I also noted that they are both special values of the polynomial $$H_n(X,Y):=\sum_{k=0}^n\binom{n}{k}(-1)^kX^{k(n-k)}Y^k.$$
However, all my usual tools eventually failed, because of the strange exponent $k(n-k)$ (which is morally $k^2$). I only have seen this kind of exponent in Jacobi triple product before, but that is also not quite relevent…
To give some examples:
\begin{eqnarray*}
F_2(X) &=& 2(1-X)\\
F_4(X) &=& 2(1-X)^2(1 + 2X + 3X^2)\\
F_6(X) &=& 2(1-X)^3(1 + 3X + 6X^2 + 10X^3 + 15X^4 + 15X^5 + 10x^6)\\
F_8(X) &=& 2(1-X)^4(1 + 4X + 10X^2 + 20X^3 + 35X^4 + 56X^5 + 84X^6 + 112X^7 + 133X^8 + 140X^9+126X^{10}+84X^{11}+35X^{12})\\
\\
G_2(X) &=& (1-X^2)\\
G_4(X) &=& (1-X^2)^2(1+2X^2)\\
G_6(X) &=& (1-X^2)^3(1+3X^2+6X^4+5X^6)\\
G_8(X) &=& (1-X^2)^4(1+4X^2+10X^4+20X^6+28X^8+28X^{10}+14X^{12})
\end{eqnarray*}
The examples are calculated using sagecell.
UPDATE
Using the method of Joe Silverman, I am able to prove the following: $$ F_{2m}(X)=2(1-X)^m(a_{m,0} + a_{m,1}X + a_{m,2}X^2 + \cdots),$$ where the coefficients $a_{m,k}$ are given by: $$a_{m,k} = \frac{1}{2}\sum_{j = 0}^{\infty}(-1)^j\binom{2m}{j}\binom{m-1+k-2mj+j^2}{m-1}.$$
Here the convention is that $\binom{z}{y} = 0$ for all integers $z < y$.
A remark: since the degree of $F_{2m}$ is equal to $m^2$, we must have $a_{m,k} = 0$ for all $k > m^2-m$. This, however, is not obvious from the above explicit formula…

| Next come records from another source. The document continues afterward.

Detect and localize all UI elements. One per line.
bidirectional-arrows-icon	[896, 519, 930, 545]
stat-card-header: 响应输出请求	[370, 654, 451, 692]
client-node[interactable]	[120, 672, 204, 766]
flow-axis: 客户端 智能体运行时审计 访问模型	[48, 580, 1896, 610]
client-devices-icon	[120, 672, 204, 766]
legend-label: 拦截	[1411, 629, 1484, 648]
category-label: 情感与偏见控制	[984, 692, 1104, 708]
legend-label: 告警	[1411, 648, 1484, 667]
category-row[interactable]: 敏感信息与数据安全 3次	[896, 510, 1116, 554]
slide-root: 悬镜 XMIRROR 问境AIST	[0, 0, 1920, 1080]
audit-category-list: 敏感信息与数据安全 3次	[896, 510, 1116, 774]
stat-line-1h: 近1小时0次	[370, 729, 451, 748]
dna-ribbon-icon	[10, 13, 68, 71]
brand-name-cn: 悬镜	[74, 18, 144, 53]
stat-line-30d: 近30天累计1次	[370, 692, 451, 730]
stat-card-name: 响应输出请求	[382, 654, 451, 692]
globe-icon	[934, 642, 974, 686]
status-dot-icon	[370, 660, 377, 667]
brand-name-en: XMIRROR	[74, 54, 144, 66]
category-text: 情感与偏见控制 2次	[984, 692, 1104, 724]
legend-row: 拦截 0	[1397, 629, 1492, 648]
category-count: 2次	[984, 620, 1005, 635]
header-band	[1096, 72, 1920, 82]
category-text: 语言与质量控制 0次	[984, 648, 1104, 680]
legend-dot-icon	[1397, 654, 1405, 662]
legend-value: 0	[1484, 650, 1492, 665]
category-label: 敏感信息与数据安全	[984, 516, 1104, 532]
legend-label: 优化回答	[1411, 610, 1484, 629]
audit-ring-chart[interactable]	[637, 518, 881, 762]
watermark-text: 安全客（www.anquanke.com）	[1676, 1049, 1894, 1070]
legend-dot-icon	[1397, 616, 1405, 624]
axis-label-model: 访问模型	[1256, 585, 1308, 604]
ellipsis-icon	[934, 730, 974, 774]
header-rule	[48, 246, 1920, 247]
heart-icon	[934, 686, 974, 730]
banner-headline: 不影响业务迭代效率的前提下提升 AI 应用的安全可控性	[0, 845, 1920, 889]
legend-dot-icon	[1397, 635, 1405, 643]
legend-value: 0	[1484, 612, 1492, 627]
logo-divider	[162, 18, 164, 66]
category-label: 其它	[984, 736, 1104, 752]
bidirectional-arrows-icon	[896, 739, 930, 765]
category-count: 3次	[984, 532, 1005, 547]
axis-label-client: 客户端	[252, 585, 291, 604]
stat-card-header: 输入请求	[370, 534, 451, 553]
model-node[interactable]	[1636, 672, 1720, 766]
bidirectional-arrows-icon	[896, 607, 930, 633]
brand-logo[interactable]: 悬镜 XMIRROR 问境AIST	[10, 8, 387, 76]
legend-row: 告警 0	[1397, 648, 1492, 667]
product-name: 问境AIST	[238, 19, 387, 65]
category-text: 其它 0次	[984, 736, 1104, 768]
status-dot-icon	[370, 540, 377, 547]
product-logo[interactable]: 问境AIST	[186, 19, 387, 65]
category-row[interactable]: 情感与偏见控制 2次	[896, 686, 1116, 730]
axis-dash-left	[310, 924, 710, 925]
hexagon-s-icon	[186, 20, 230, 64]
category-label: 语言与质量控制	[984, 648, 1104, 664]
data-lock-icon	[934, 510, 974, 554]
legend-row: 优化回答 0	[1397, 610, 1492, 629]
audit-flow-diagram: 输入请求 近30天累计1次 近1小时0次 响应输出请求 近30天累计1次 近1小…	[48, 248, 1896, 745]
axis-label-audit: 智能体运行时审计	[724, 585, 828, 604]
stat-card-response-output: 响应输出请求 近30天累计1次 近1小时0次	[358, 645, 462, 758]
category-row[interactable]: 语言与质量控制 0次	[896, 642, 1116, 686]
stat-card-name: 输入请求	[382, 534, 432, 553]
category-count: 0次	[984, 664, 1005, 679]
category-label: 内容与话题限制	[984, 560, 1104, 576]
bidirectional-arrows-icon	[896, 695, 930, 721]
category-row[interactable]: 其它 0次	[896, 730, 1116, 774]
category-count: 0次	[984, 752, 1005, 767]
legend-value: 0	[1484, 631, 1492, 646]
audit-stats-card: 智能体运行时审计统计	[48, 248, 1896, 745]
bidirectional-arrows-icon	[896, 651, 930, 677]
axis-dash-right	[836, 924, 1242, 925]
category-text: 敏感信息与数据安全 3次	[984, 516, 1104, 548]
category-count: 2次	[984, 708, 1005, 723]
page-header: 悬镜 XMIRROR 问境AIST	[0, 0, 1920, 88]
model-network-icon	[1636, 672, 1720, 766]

For $k \leq m^2-m$, the above formula can also be written as $$a_{m,k} = \sum_{j = 0}^{m}(-1)^j\binom{2m}{j}\binom{m-1+k-2mj+j^2}{m-1}.$$
Now the problem is to show that all the $a_{m,k}$ are positive. According to the comment of Zach Teitler, we have the following guess:
For fixed $m$, the function $k\mapsto a_{m,k}$ is the Hilbert function of an ideal of $k[\mathbb{P}^{m-1}]$ generated by $2m$ general degree $2m-1$ forms.
The positivity of all $a_{m,k}$ would follow from this, since the Hilbert functions, being dimensions, are positive.
Best Answer
It is clear that $F_n(1)=0$. On the other hand, the derivative can be expressed in terms of $F_{n-2}$. Thus $$ \begin{aligned} F_n'(X) &=\sum_{k=0}^n\binom{n}{k}(-1)^k(k(n-k))X^{k(n-k)-1} \\ &= \sum_{k=1}^{n-1} \frac{n!}{(k-1)!(n-k-1)!} (-1)^k X^{k(n-k)-1} \\ &= n(n-1) \sum_{k=1}^{n-1} \frac{(n-2)!}{(k-1)!(n-k-1)!} (-1)^k X^{k(n-k)-1} \\ &= n(n-1) \sum_{k=1}^{n-1} \binom{n-2}{k-1}(-1)^k X^{k(n-k)-1} \\ &= n(n-1) \sum_{k=0}^{n-2} \binom{n-2}{k}(-1)^k X^{(k+1)(n-k-1)-1} \\ &= n(n-1) \sum_{k=0}^{n-2} \binom{n-2}{k}(-1)^k X^{k(n-2-k)+n-2} \\ &= n(n-1)X^{n-2}F_{n-2}(X). \\ \end{aligned} $$ Repeating, one find that the $\ell$'th derivative of $F_n(X)$ is a $\mathbb Z[X]$ linear combination of $F_{n-2}(X),\ldots,F_{n-2\ell}(X)$. So it vanishes at $X=1$ until you get to $\ell=n/2$. Possibly one can get the positivity of the coefficients from this recursion, too, but I haven't tried.